One of my favourite things about keeping bees is that they demand community. You could probably do the majority of beekeeping alone, but it is so much more fun fretting over the bees with a dedicated bee co-parent as I had in Sarah. I also credit her husband Dave who was game enough to put up the Lucy and Ethel of beekeeping. You two are the bees knees. There, I said it!
Winter
Sarah and Dave purchased a new house and rented out their old place. The bees were a bit of a hard sell with the new tenants, given that the house was rented out in the “aggressive period” in September where bees are capping off their honey and guarding their resources from wasps. (It’s pretty impressive to watch a gang of tiny honeybees take down a wasp, by the by. The OCD among us will be happy to note that organization trumps all physical threats.) But the tenants agreed to allow the bees until they were done collecting pollen, as the bees would have swarmed back to their old location. Then we would have had Swarm: The Second Coming, claimed ignorance, and just moved on to a new hobby.
As pollen season wrapped up, we had to support the bees in their winter preparations. The bees were busy killing off all the useless male drones and shoving them out the door so they didn’t steal resources all winter (good system, am I right, ladies?). Our job was to make sure the colony was healthy and insulate it up for winter. This also meant that we’d get HONEY! LIQUID GOLD FOR REALZ HONEY!
Frankly, we were not really excited to steal honey from pissy bees after the Swarm: Everyone Gets Stung incident. But steal we did, and no one was injured. Sarah’s kitchen was very, very sticky though. We should have done it at my house where another layer of sticky would just be background noise against the layer of peanut butter finely smeared over everything. (Note, do not bring your kid with peanut allergies over here).
As I found out, beekeeping involves an inexplicable amount of duct tape (we might be doing it wrong). This is when you should employ the bees’ community spirit and have someone help you so you don’t have wads of duct tape stuck to your clothing when you go to your fancy hair dresser, which is what happened when I slaved over custom insulation panels for the bee hive one day.
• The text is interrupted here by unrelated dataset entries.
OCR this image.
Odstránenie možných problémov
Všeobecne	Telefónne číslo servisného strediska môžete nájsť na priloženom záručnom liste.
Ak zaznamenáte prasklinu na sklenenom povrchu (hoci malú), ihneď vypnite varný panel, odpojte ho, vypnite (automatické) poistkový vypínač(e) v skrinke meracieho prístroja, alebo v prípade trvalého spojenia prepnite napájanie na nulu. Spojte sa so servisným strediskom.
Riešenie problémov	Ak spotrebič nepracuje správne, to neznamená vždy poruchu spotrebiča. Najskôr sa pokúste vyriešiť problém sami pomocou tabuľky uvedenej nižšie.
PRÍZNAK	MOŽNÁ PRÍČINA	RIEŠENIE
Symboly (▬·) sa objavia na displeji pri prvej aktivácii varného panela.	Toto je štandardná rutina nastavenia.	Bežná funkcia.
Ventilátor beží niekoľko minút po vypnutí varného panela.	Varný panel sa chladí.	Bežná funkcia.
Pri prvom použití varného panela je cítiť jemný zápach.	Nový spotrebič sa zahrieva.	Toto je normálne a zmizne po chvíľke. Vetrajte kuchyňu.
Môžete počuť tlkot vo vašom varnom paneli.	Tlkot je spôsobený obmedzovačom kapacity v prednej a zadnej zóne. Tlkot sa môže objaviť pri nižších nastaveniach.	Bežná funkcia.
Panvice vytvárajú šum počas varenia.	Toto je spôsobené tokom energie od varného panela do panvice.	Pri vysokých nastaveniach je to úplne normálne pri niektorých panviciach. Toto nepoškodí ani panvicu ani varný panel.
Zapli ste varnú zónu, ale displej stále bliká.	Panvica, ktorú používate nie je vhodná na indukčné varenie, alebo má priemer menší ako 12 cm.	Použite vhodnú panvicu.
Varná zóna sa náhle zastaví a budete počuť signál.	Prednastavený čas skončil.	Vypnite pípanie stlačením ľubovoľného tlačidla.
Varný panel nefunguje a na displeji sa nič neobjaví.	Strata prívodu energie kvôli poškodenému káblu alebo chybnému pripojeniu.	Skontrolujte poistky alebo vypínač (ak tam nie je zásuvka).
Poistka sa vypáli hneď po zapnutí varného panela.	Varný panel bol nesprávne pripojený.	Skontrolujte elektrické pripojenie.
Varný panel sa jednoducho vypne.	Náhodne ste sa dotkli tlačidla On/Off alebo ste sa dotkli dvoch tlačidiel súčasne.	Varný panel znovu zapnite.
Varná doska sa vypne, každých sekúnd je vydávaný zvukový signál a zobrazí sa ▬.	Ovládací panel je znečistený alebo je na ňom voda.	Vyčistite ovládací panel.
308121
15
I will never operate duct tape alone again.
We were blessed with an early winter, and now the bees are only coming out to take a little tiny bee dump and then going back inside for another week. I AM SO JEALOUS.
Moving Day
With the hunkered down for winter, we decided to move them to Sarah’s new house. Moving a hive that weighs something comparable to a small adult a block and a half was not going to be accomplished by us two broads, so we started cashing in on people’s general interest in beekeeping. It did not escape my notice that more people volunteered to move bees on a cold Monday night for no reward than attend my birthday party. I think that really speaks to how deeply unpopular I am the charismatic nature of bees.
We chose our bee moving crew well, and that sucker was safely packed up into the back of Dave’s Subaru without dumping thousands of bees to their frozen death as we had feared. The bees safely made the 1.5 block journey to their new home where they should be content for the rest of winter.
Then we raised a glass of mead to our efforts, reflected on the community nature of bees, contemplated next season, watched the swarm video about a dozen times and then decided on our next project: A reality show where we all wear GoPros all the time because they make everything look so goddamned awesome.